Without further ado, here is my version of Sophie’s creation. Never one to completely follow directions (such a rebel!), I experimented with my just-purchased amaranth flour and also added an orange flavor to the muffins.
Cranberry Orange Carrot Muffins with Gingerbread Frosting
Adapted from Sophie’s fantabulous recipe at Flour Arrangements
Cranberry Orange Carrot Muffin Ingredients:
1 cup brown rice flour
1/3 cup amaranth flour
1/4 cup tapioca flour
1/4 cup sweet white sorghum flour
2 tablespoons ground flax seed
3/4 teaspoon xanthan gum
1 teaspoon baking powder
1/2 teaspoon baking soda
2/3 cup white sugar
1/4 cup canola oil
2 1/2 tablespoon melted butter
1 1/2 tablespoon real maple syrup
1/2 cup orange juice
1 1/2 small carrots, finely grated
1 1/2 teaspoon orange zest
1/2 cup “orange flavor” craisins
1/2 teaspoon orange extract
2 large eggs
1/2 teaspoon salt
1 teaspoon pumpkin pie spice
Preheat oven to 350 degrees. Mix all flours, xanthan gum, baking powder, baking soda, salt, and pumpkin pie spice in a large bowl. In a separate mixing bowl, whisk eggs, white sugar, canola oil, melted butter, maple syrup, orange juice, orange extract and zest. Add the grated carrot. Add wet ingredients to bowl of dry ingredients. Combine thoroughly. Fold in the “orange flavor” craisins. Bake 20 minutes at 350 degrees. Makes 12 tasty muffins.
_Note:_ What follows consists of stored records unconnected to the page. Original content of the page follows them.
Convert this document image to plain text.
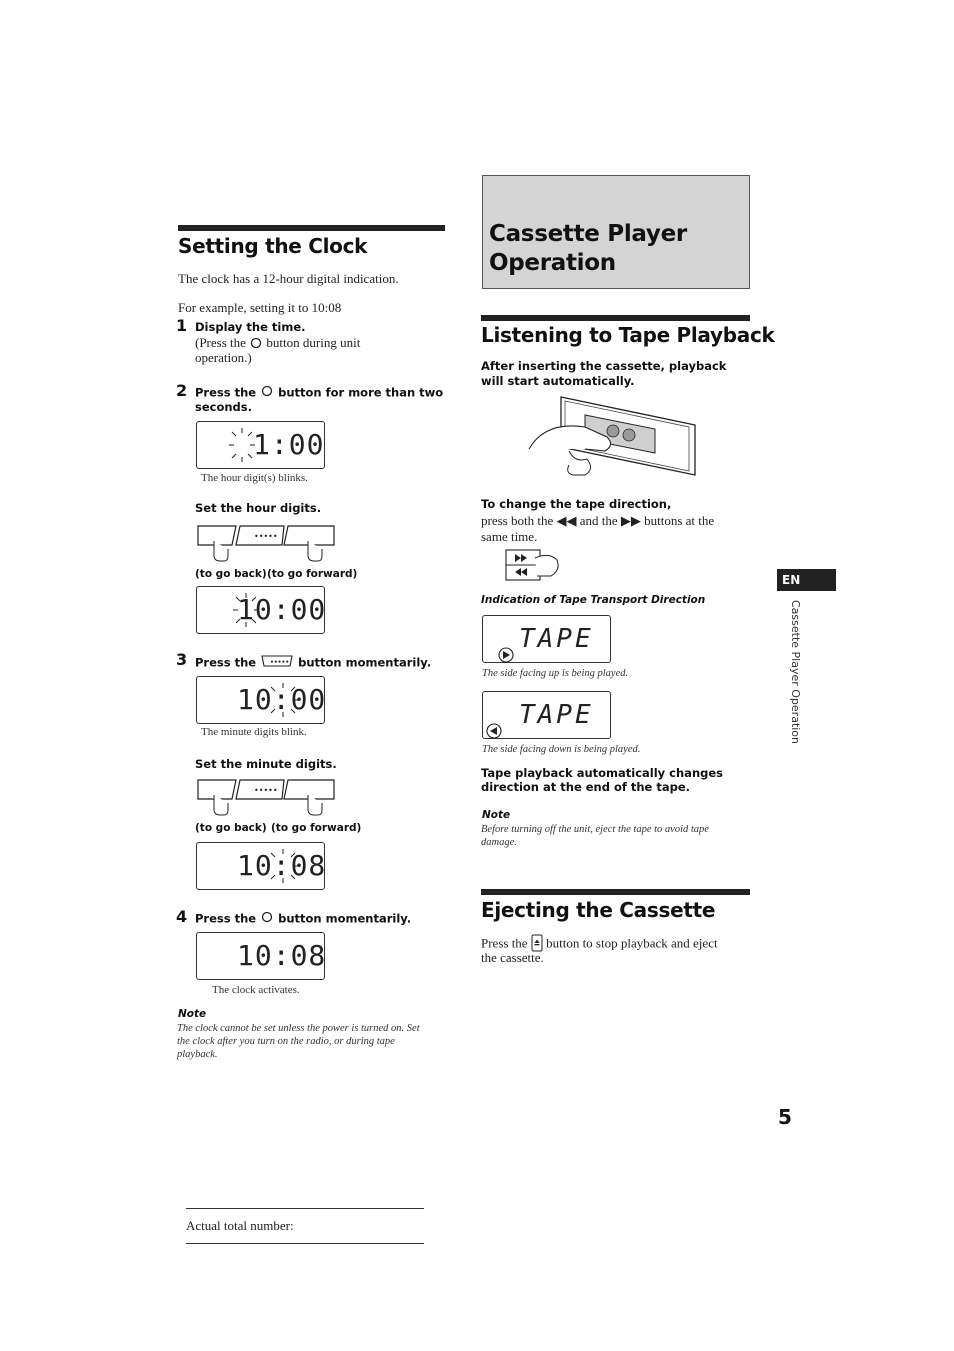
Setting the Clock
The clock has a 12-hour digital indication.
For example, setting it to 10:08
1 Display the time.
(Press the button during unit
operation.)
2 Press the button for more than two
seconds.
1:00
The hour digit(s) blinks.
Set the hour digits.
•••••
(to go back) (to go forward)
10:00
3 Press the ••••• button momentarily.
10:00
The minute digits blink.
Set the minute digits.
•••••
(to go back) (to go forward)
10:08
4 Press the button momentarily.
10:08
The clock activates.
Note
The clock cannot be set unless the power is turned on. Set
the clock after you turn on the radio, or during tape
playback.
Cassette Player
Operation
Listening to Tape Playback
After inserting the cassette, playback
will start automatically.
To change the tape direction,
press both the ◀◀ and the ▶▶ buttons at the
same time.
Indication of Tape Transport Direction
TAPE
The side facing up is being played.
TAPE
The side facing down is being played.
Tape playback automatically changes
direction at the end of the tape.
Note
Before turning off the unit, eject the tape to avoid tape
damage.
Ejecting the Cassette
Press the button to stop playback and eject
the cassette.
EN
Cassette Player Operation
5
Actual total number:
Gingerbread Frosting Ingredients:
5 1/2 tablespoons softened butter
1/4 cup firmly packed dark brown sugar
1 tablespoon molasses
1/8 teaspoon ground ginger
1 teaspoon ground cinnamon
pinch of ground all spice
pinch of ground cloves
1 1/4 cups powdered sugar
Using an electric mixer on low speed, combine softened butter with dark brown sugar. Add ginger, cinnamon, all spice, cloves, and molasses. Mix thoroughly. Slowly add powdered sugar (about 1/4 of a cup at a time) until all powdered sugar has been added.
Frost muffins once completely cooled.